Farina Mir

The Punjabi Literary Formation: Language and Affect in a Vernacular Culture

This talk explores the contours of a colonial-era “Punjabi literary formation” in India, by which I mean those individuals who shared in the practices of producing, circulating, performing, and consuming Punjabi literary texts. I argue that the Punjabi literary formation’s pragmatic engagements with colonial institutions were far less important than the affective attachments its adherents established with a place, with an old but dynamic corpus of stories, and with the moral sensibility that suffused those stories. The talk will first address the peculiar relationship forged between the colonial state and Punjabi language and literature. On the one hand, the state recognized Punjabi as the sacred language of the Sikhs, while on the other hand it actively worked to replace Punjabi with Urdu as the Punjab’s vernacular language. I will conclude with a consideration of how the Punjabi literary formation established affective ties with a spatial milieu whose imaginative co-ordinates differed from those addressed by nationalist activists at the time.

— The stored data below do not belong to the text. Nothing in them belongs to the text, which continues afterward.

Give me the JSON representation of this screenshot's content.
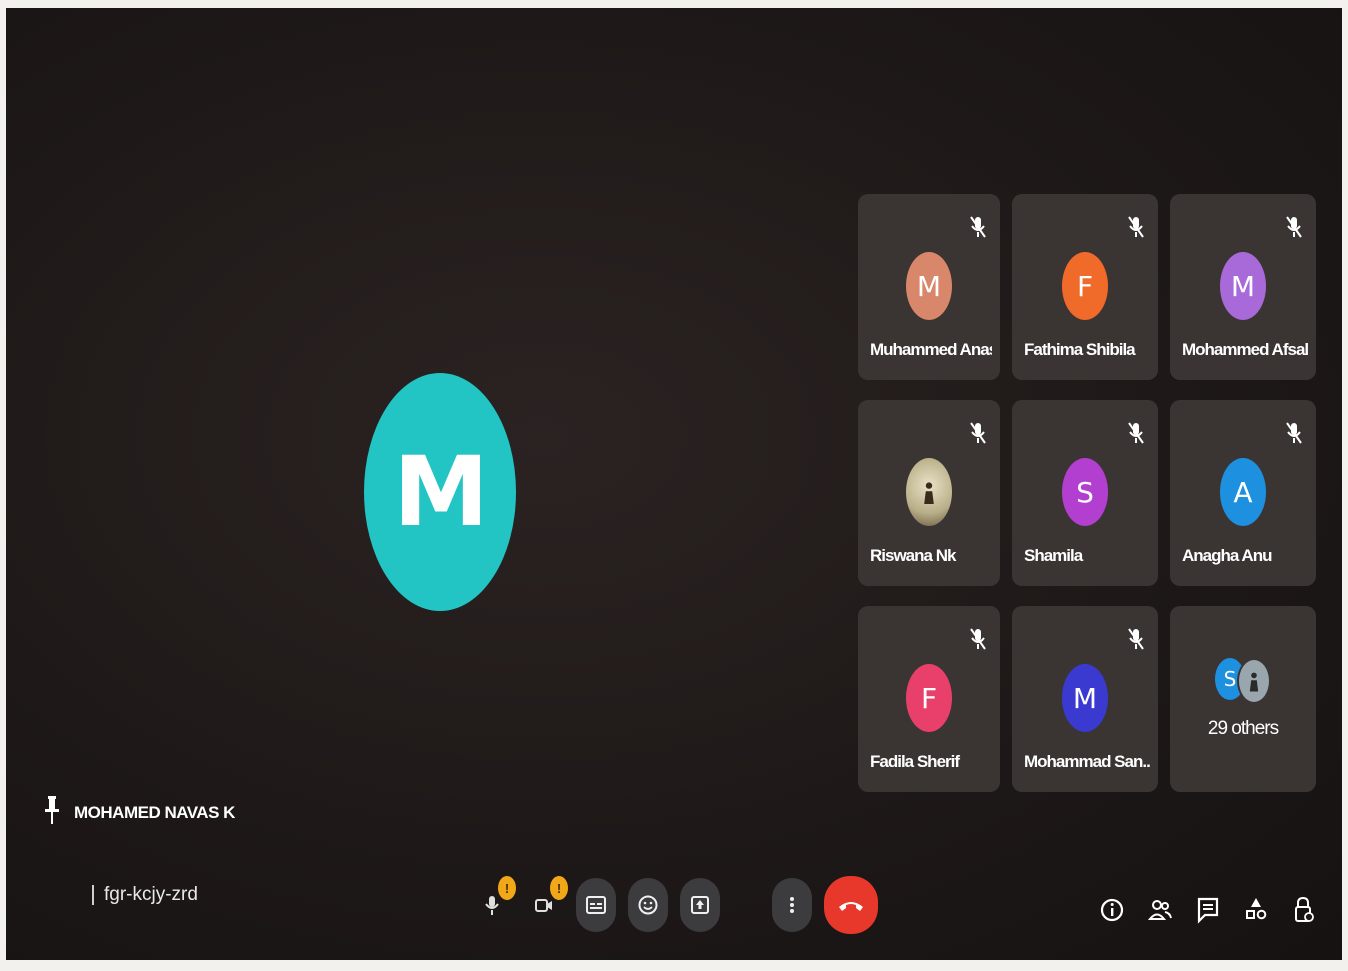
{
  "presenter": {
    "initial": "M",
    "color": "#22c4c4",
    "pinned_name": "MOHAMED NAVAS K"
  },
  "meeting": {
    "code": "fgr-kcjy-zrd"
  },
  "participants": [
    {
      "name": "Muhammed Anas",
      "initial": "M",
      "color": "#d9876a",
      "muted": true
    },
    {
      "name": "Fathima Shibila",
      "initial": "F",
      "color": "#f06a2a",
      "muted": true
    },
    {
      "name": "Mohammed Afsal",
      "initial": "M",
      "color": "#a86ad8",
      "muted": true
    },
    {
      "name": "Riswana Nk",
      "initial": "",
      "color": "#c8c2a8",
      "muted": true
    },
    {
      "name": "Shamila",
      "initial": "S",
      "color": "#b23fd0",
      "muted": true
    },
    {
      "name": "Anagha Anu",
      "initial": "A",
      "color": "#1e90e0",
      "muted": true
    },
    {
      "name": "Fadila Sherif",
      "initial": "F",
      "color": "#e8406a",
      "muted": true
    },
    {
      "name": "Mohammad San...",
      "initial": "M",
      "color": "#3a3ad0",
      "muted": true
    }
  ],
  "others": {
    "label": "29 others",
    "initial": "S",
    "color": "#1e90e0"
  },
  "controls": {
    "mic_icon": "mic-icon",
    "camera_icon": "camera-icon",
    "captions_icon": "captions-icon",
    "emoji_icon": "emoji-icon",
    "present_icon": "present-icon",
    "more_icon": "more-options-icon",
    "end_call_color": "#e8382c",
    "warn_mark": "!"
  },
  "side_icons": [
    "info-icon",
    "people-icon",
    "chat-icon",
    "activities-icon",
    "host-controls-icon"
  ]
}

Farina Mir holds degrees in English and Asian & Middle Eastern Cultures from  Barnard College (B.A., 1993) and in History from Columbia University (Ph.D., 2002). Trained as a historian of colonial and postcolonial South Asia, her research has focused on the social, cultural, and religious history of latecolonial north India. Her forthcoming book, The Social Space of Language: Vernacular Culture in British Colonial Punjab is a study of the Punjabi language and its literature under colonialism (from 1849–1947), with a
particular focus on qisse, or epic stories/romances. Mir has published in Comparative Studies in Society and History and the Indian Economic and Social History Review, and has been the recipient of fellowships from the Social Science Research Council, the Fulbright Program, the American Institute of Pakistan Studies, the Ford Foundation, and the Whiting Foundation. She is currently an Assistant Professor of history at the University of Michigan, where she teaches courses on early modern and modern South Asia.